Monday round-up

At BuzzFeed News, Chris Geidner and Jason Leopold report that “[i]n the midst of a growing fight over what documents senators will see from Supreme Court nominee Brett Kavanaugh’s five years in the George W. Bush White House, a narrow glance into three months of Kavanaugh’s communications with just one office at the Justice Department shows that he worked on key questions involving the president’s power to keep documents from Congress and the public, as well as important legislation in the aftermath of the Sept. 11 attacks.” For The Washington Post, Seung Min Kim reports that “Senate Democrats will begin meeting with Supreme Court nominee Brett M. Kavanaugh to press him privately on releasing his papers, … after Democrats had boycotted these sit-downs for weeks amid a document dispute with Republicans.” At Jost on Justice, Kenneth Jost asserts that “the Republicans’ prime movers on judicial confirmations — Majority Leader Mitch McConnell and Judiciary Committee Chairman Charles Grassley — are adopting tactics that flatly contradict their stances on President Obama’s last two Supreme Court nominations.”

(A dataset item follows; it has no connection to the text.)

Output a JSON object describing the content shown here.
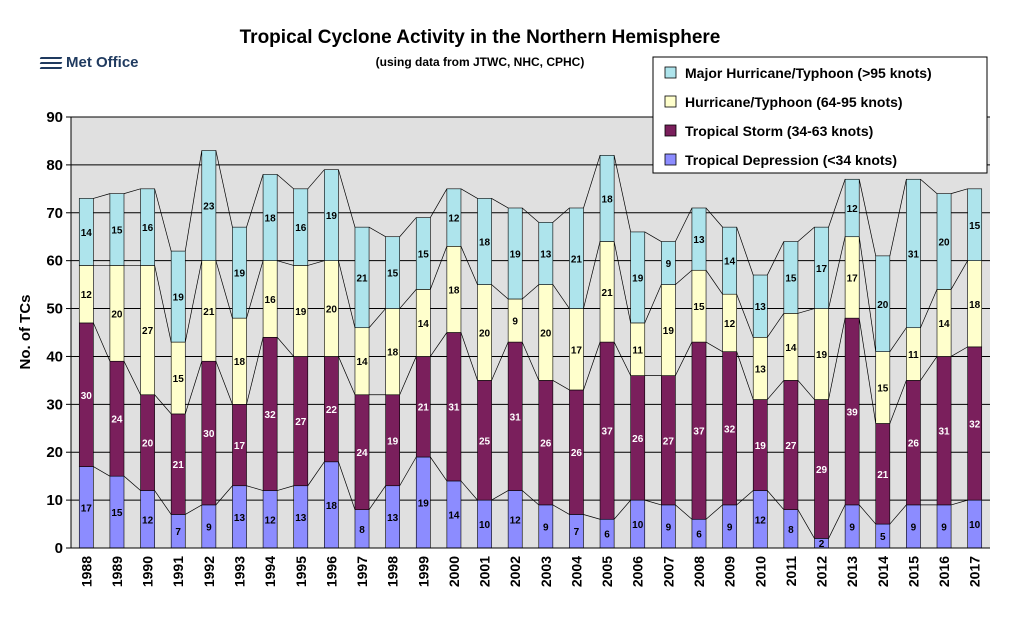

For The New York Times, Michael Shear and Adam Liptak take a close look at Kavanaugh’s experience working on independent counsel Kenneth Starr’s investigation of President Bill Clinton, “an immersion course in the brutal ways of Washington combat.” For the Los Angeles Times, David Savage writes that “[b]ased on his experience later, including serving as the staff secretary to President George W. Bush, Kavanaugh said he came to believe these investigations distracted the president and damaged the country,” and that he has since argued that  “even an investigation or questioning of a president should not be permitted, unless done by Congress.” In an op-ed for the Louisville Courier-Journal, Justin Walker maintains that “Kavanaugh believes a judge must stand up to the president when the executive branch is in violation of the law.”

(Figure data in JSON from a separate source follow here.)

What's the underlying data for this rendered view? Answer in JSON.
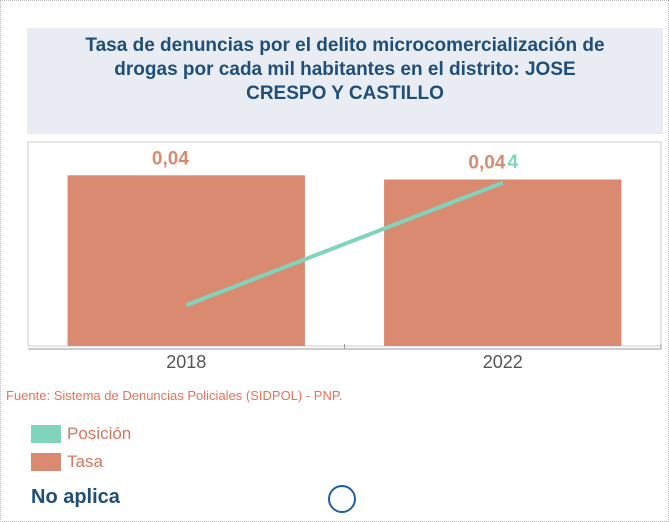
{
  "chart_data": {
    "type": "bar",
    "title": "Tasa de denuncias por el delito microcomercialización de drogas por cada mil habitantes en el distrito: JOSE CRESPO Y CASTILLO",
    "categories": [
      "2018",
      "2022"
    ],
    "series": [
      {
        "name": "Posición",
        "type": "line",
        "color": "#7fd4bb",
        "axis": "y2",
        "values": [
          1,
          4
        ]
      },
      {
        "name": "Tasa",
        "type": "bar",
        "color": "#d98a70",
        "values": [
          0.041,
          0.04
        ],
        "value_labels": [
          "0,04",
          "0,04"
        ]
      }
    ],
    "ylim": [
      0,
      0.049
    ],
    "y2lim": [
      0,
      5
    ],
    "source": "Fuente: Sistema de Denuncias Policiales (SIDPOL) - PNP.",
    "note": "No aplica"
  }
}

At the Associated Press, Geoff Mulvihill reports that environmentalists are worried about Kavanaugh’s “record of slapping back Environmental Protection Agency regulations during his 12 years as a federal appeals court judge.” In an op-ed for Fox News, John Yoo and Robert Delahunty contend that the claim by “Senate Democrats … that [Kavanaugh] will destroy affordable health care” “is not supported by records from his many years of government service.”